Abstract

Injuries to the pelvic nerve plexus following major pelvic ablative surgery are commonly observed conditions in urologic field and often related to voiding difficulty with flaccid type of neurogenic bladder. The pathophysiological background for voiding difficulty is unknown and also it is difficult to investigate in human. The present study was undertaken to investigate the functional changes on the bladder and urethra in major pelvic ganglion denervated rats (experimental group). Injury to the pelvic nerve plexus was created by selective removal of bilateral major pelvic ganglions of mature Sprague-Dawley rats (male, 250-300 gm). One week after operation, urodynamic evaluation and NADPH diaphorase histochemistry were performed in each rat. The whole bladder wet weight and residual urine of experimental group significantly increased to 1.6 times and 29 times that of control group, respectively.

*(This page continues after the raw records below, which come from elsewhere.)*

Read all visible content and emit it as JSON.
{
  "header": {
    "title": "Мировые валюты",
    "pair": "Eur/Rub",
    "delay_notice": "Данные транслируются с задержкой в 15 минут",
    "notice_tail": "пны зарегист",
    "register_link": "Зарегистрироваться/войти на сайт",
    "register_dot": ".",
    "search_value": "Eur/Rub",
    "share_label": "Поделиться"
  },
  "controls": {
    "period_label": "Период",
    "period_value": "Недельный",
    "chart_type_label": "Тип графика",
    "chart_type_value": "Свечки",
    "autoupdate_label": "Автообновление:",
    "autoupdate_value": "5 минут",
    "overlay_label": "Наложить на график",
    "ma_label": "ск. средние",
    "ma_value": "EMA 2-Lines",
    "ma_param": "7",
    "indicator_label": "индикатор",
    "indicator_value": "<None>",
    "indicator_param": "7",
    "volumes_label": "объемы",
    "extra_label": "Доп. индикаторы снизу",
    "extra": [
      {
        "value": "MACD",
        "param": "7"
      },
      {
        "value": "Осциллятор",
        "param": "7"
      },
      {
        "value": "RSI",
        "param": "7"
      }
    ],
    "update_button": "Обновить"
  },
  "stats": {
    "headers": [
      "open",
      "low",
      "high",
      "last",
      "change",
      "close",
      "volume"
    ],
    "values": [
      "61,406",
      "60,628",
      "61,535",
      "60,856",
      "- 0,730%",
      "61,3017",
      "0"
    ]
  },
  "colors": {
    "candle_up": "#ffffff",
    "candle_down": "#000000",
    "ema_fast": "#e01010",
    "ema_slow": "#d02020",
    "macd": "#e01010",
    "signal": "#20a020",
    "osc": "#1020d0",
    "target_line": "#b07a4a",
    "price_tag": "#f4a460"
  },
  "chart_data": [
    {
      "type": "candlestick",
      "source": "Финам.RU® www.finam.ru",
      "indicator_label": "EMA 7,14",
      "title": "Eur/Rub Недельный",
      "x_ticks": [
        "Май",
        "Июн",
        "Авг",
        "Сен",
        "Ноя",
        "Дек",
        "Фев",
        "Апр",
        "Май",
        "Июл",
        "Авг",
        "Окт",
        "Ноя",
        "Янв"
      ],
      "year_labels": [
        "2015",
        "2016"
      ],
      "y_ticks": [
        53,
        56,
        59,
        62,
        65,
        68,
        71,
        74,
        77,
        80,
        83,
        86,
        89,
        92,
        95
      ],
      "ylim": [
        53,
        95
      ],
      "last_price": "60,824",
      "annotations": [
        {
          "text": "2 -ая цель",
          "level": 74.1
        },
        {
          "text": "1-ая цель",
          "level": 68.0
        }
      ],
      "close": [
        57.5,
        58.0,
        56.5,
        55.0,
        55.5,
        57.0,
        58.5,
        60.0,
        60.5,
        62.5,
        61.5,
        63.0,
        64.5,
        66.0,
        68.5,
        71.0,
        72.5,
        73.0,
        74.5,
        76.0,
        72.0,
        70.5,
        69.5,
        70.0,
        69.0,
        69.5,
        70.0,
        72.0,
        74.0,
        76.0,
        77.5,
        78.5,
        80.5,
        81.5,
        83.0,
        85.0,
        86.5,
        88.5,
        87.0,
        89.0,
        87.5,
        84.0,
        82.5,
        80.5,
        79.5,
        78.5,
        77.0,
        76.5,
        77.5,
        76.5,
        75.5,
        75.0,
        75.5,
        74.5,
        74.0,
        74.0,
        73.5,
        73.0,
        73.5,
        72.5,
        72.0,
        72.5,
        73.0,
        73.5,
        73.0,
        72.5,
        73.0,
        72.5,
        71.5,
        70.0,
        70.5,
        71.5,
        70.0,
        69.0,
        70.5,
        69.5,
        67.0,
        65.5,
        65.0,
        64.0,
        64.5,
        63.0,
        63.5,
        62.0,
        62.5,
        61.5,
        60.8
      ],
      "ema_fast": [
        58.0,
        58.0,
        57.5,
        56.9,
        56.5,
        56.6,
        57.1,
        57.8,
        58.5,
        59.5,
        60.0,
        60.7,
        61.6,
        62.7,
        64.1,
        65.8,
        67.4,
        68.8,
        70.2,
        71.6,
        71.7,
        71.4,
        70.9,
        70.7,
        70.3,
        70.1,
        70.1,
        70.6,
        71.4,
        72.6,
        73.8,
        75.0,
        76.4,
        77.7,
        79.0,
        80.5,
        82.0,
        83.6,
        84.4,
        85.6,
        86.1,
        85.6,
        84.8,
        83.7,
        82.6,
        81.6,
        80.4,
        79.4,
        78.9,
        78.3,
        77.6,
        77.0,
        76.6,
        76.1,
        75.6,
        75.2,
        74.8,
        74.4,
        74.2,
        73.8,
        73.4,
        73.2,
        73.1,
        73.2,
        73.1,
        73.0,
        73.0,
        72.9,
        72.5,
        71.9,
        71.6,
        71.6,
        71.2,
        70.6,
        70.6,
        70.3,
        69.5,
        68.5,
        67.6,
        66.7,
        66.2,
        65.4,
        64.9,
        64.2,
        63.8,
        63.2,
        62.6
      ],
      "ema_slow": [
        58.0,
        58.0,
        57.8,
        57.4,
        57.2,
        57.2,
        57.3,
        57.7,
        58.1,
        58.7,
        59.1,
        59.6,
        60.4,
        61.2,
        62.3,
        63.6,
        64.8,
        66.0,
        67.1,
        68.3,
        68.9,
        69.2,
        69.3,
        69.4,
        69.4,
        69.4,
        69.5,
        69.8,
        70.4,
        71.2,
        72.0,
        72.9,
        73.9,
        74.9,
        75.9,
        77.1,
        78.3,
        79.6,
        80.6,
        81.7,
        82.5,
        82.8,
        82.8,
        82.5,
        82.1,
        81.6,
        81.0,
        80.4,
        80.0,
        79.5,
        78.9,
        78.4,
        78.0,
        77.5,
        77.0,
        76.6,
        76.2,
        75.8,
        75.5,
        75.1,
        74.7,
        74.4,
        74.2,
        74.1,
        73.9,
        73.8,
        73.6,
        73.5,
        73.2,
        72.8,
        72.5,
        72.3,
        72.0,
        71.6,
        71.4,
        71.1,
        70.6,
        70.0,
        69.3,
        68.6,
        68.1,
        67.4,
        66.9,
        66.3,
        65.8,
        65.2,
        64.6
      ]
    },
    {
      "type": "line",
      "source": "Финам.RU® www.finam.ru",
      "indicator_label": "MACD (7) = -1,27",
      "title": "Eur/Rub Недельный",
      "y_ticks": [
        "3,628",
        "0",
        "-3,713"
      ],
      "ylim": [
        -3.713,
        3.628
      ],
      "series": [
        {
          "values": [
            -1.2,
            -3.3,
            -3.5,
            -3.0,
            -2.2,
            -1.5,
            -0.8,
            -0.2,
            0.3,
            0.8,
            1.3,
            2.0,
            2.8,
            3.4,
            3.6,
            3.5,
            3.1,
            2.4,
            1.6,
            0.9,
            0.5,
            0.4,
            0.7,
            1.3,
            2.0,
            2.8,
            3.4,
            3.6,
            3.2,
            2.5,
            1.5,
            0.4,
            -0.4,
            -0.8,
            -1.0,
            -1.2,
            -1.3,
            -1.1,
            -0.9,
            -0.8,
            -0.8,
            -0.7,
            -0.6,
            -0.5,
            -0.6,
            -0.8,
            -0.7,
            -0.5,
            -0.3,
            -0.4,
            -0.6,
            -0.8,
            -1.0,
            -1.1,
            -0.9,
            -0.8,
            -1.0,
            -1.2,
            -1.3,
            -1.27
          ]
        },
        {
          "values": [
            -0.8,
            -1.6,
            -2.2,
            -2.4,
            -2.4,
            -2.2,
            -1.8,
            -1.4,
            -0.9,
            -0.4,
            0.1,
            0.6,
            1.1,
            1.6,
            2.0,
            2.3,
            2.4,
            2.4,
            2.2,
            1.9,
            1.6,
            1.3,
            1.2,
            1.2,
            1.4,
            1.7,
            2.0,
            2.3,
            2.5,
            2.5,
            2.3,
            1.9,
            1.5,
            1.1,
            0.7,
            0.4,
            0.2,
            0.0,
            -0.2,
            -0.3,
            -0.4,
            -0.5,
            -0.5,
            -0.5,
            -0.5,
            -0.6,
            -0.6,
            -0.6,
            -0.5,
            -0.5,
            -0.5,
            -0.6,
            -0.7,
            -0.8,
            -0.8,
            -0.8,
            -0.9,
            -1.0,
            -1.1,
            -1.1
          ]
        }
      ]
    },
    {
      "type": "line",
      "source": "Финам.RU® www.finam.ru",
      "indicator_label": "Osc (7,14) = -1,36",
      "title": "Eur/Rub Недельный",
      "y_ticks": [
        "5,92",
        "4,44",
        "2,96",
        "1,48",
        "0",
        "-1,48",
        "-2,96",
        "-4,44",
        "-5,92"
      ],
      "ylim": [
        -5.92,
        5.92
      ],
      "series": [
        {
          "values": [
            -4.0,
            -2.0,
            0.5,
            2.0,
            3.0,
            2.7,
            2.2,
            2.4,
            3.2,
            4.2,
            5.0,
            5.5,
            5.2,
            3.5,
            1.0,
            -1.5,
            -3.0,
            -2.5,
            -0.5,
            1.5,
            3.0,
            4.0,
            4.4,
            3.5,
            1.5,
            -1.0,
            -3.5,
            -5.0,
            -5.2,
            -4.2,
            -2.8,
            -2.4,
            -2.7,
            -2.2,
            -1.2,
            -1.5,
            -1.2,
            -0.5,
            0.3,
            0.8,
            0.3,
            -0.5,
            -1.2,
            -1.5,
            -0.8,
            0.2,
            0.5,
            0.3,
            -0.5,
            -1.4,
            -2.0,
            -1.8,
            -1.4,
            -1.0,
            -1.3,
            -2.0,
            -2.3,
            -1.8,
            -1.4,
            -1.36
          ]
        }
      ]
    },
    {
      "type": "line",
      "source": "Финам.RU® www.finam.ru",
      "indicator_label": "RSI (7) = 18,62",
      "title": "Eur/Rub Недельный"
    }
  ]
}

For urodynamic investigations, the bladder and the urethra were completely disconnected by means of ligation between the bladder neck and the proximal urethra, and simultaneous recordings of the intravesical and proximal urethral pressure were performed. During simultaneous urethro-vesical filling in experimental group, vesical contraction and urethral relaxation were not induced. However, an administration of L-arginine (120 mg/kg intravenously), a nitric oxide substrate, resulted in a gradual decrease in urethral pressure when the bladder pressure was reached at submaximal level. On NADPH diaphorase histochemistry in control group, a large number of NADPH positive nerve fibers were found in the proximal urethra, whereas those were found less commonly in the bladder. In experimental group, the number of NOS positive nerve fibers in the bladder was similar to that in control group. But in the proximal urethra, the number of NOS positive nerve fibers (84.7 +/- 12.7) decreased significantly in contrast to that (185.9 +/- 56.3) in control group. These results indicate that failure to empty in neurogenic bladder may be resulted from relaxation impairment of bladder outlet, which can be explained by the reduction of neuronal NOS in the proximal urethra in experimental group.